Dr Sharma said: ‘We are also aware through our regular surveying that this is a long-standing problem which is worsening over time. Given that doctors are certainly the largest group in the public sector affected by pensions taxation, coupled with the fact they also have the least amount of flexibility to mitigate these pension taxes, their only real option is to reduce their working hours or retire early.’
He added: ‘Any further detriment to the lifetime allowance, such as that reported in the media, could lead to a catastrophic exacerbation of this already precarious workforce situation.
‘We are especially concerned given the impacts of Covid-19 and the absolute necessity to maintain as many doctors in the workforce as possible.’

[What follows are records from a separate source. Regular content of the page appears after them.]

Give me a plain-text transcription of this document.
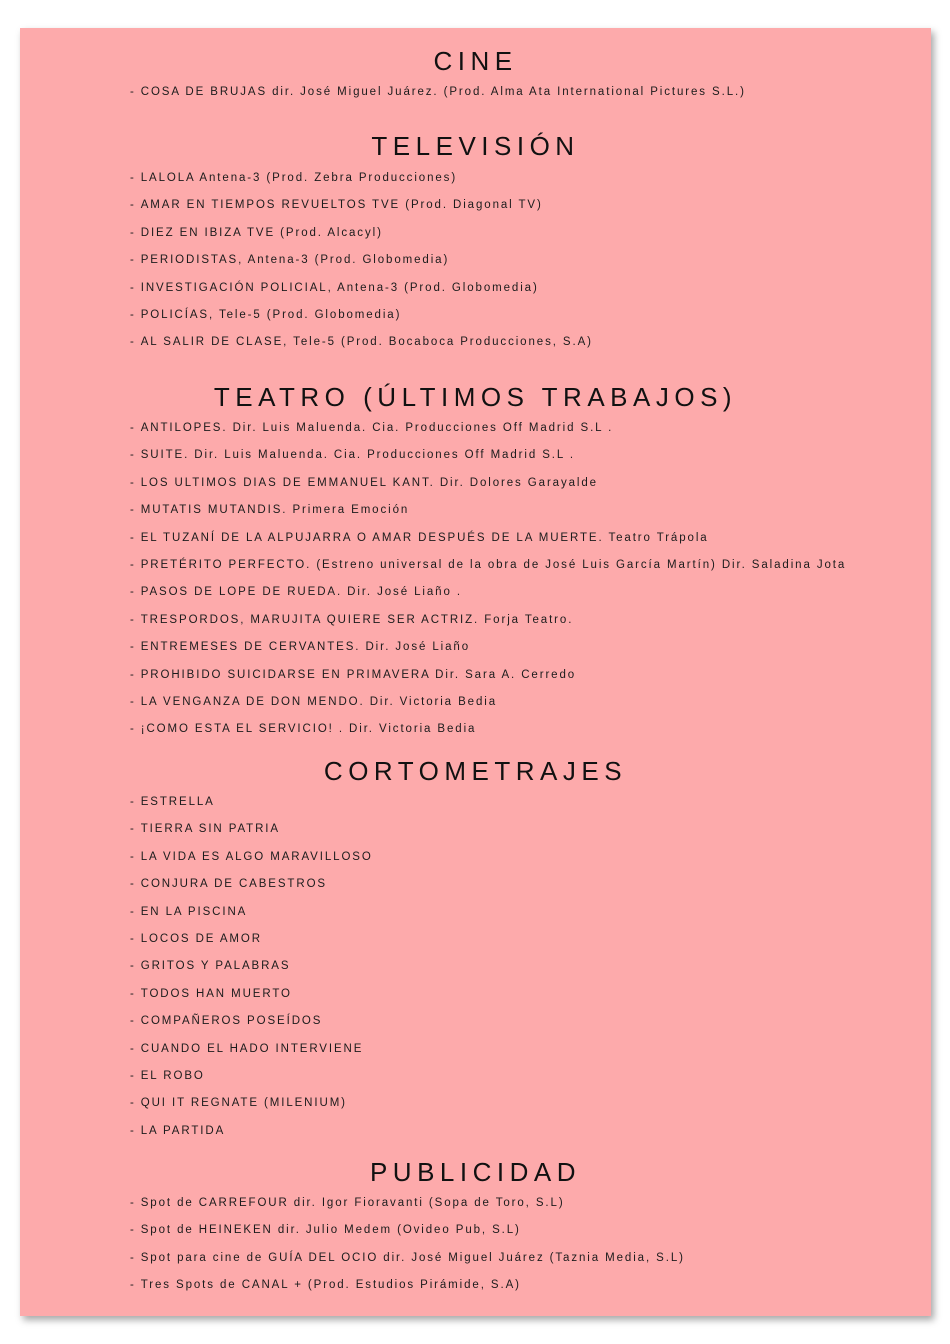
CINE
- COSA DE BRUJAS dir. José Miguel Juárez. (Prod. Alma Ata International Pictures S.L.)
TELEVISIÓN
- LALOLA Antena-3 (Prod. Zebra Producciones)
- AMAR EN TIEMPOS REVUELTOS TVE (Prod. Diagonal TV)
- DIEZ EN IBIZA TVE (Prod. Alcacyl)
- PERIODISTAS, Antena-3 (Prod. Globomedia)
- INVESTIGACIÓN POLICIAL, Antena-3 (Prod. Globomedia)
- POLICÍAS, Tele-5 (Prod. Globomedia)
- AL SALIR DE CLASE, Tele-5 (Prod. Bocaboca Producciones, S.A)
TEATRO (ÚLTIMOS TRABAJOS)
- ANTILOPES. Dir. Luis Maluenda. Cia. Producciones Off Madrid S.L .
- SUITE. Dir. Luis Maluenda. Cia. Producciones Off Madrid S.L .
- LOS ULTIMOS DIAS DE EMMANUEL KANT. Dir. Dolores Garayalde
- MUTATIS MUTANDIS. Primera Emoción
- EL TUZANÍ DE LA ALPUJARRA O AMAR DESPUÉS DE LA MUERTE. Teatro Trápola
- PRETÉRITO PERFECTO. (Estreno universal de la obra de José Luis García Martín) Dir. Saladina Jota
- PASOS DE LOPE DE RUEDA. Dir. José Liaño .
- TRESPORDOS, MARUJITA QUIERE SER ACTRIZ. Forja Teatro.
- ENTREMESES DE CERVANTES. Dir. José Liaño
- PROHIBIDO SUICIDARSE EN PRIMAVERA Dir. Sara A. Cerredo
- LA VENGANZA DE DON MENDO. Dir. Victoria Bedia
- ¡COMO ESTA EL SERVICIO! . Dir. Victoria Bedia
CORTOMETRAJES
- ESTRELLA
- TIERRA SIN PATRIA
- LA VIDA ES ALGO MARAVILLOSO
- CONJURA DE CABESTROS
- EN LA PISCINA
- LOCOS DE AMOR
- GRITOS Y PALABRAS
- TODOS HAN MUERTO
- COMPAÑEROS POSEÍDOS
- CUANDO EL HADO INTERVIENE
- EL ROBO
- QUI IT REGNATE (MILENIUM)
- LA PARTIDA
PUBLICIDAD
- Spot de CARREFOUR dir. Igor Fioravanti (Sopa de Toro, S.L)
- Spot de HEINEKEN dir. Julio Medem (Ovideo Pub, S.L)
- Spot para cine de GUÍA DEL OCIO dir. José Miguel Juárez (Taznia Media, S.L)
- Tres Spots de CANAL + (Prod. Estudios Pirámide, S.A)
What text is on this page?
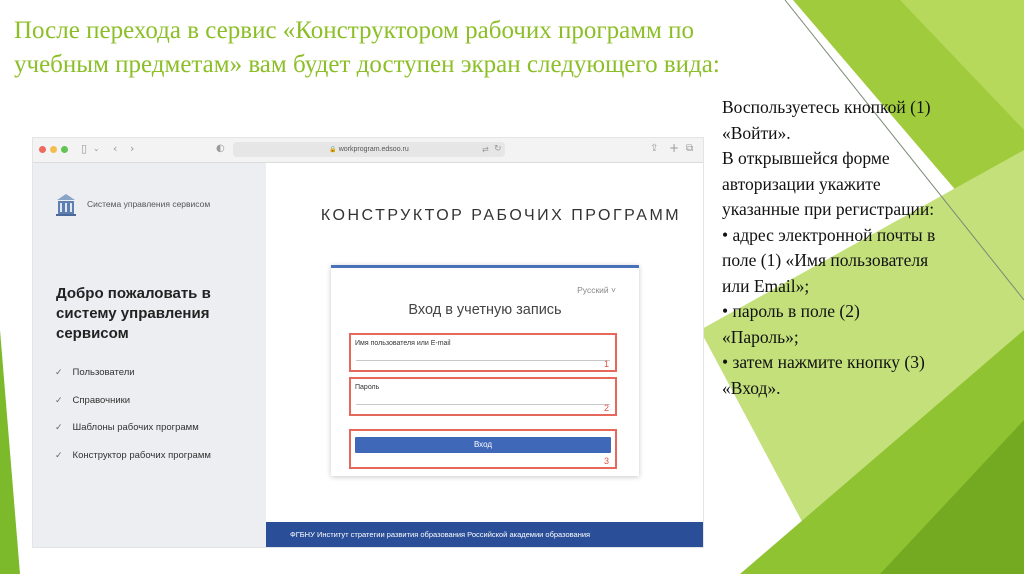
После перехода в сервис «Конструктором рабочих программ по учебным предметам» вам будет доступен экран следующего вида:
Воспользуетесь кнопкой (1)
«Войти».
В открывшейся форме
авторизации укажите
указанные при регистрации:
• адрес электронной почты в
поле (1) «Имя пользователя
или Email»;
• пароль в поле (2)
«Пароль»;
• затем нажмите кнопку (3)
«Вход».
▯ ⌄ ‹ ›	◐	🔒 workprogram.edsoo.ru	⇄ ↻	⇪ + ⧉
Система управления сервисом
Добро пожаловать в систему управления сервисом
✓ Пользователи
✓ Справочники
✓ Шаблоны рабочих программ
✓ Конструктор рабочих программ
КОНСТРУКТОР РАБОЧИХ ПРОГРАММ
Русский ˅
Вход в учетную запись
Имя пользователя или E-mail
1
Пароль
2
Вход
3
ФГБНУ Институт стратегии развития образования Российской академии образования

Patrick Convey, technical director at specialist financial advisers Cavendish Medical, said: ‘Doctors have faced some of their toughest challenges in the last 12 months, working extraordinarily hard in very difficult circumstances. Not only have the Government continued to tinker with the annual allowance rules during this period but now they may also remove the inflationary lifetime allowance increase.
‘This will mean more people are dragged in to paying lifetime allowance tax when they come to draw their benefits and it needlessly adds more complexity to an already complicated issue.’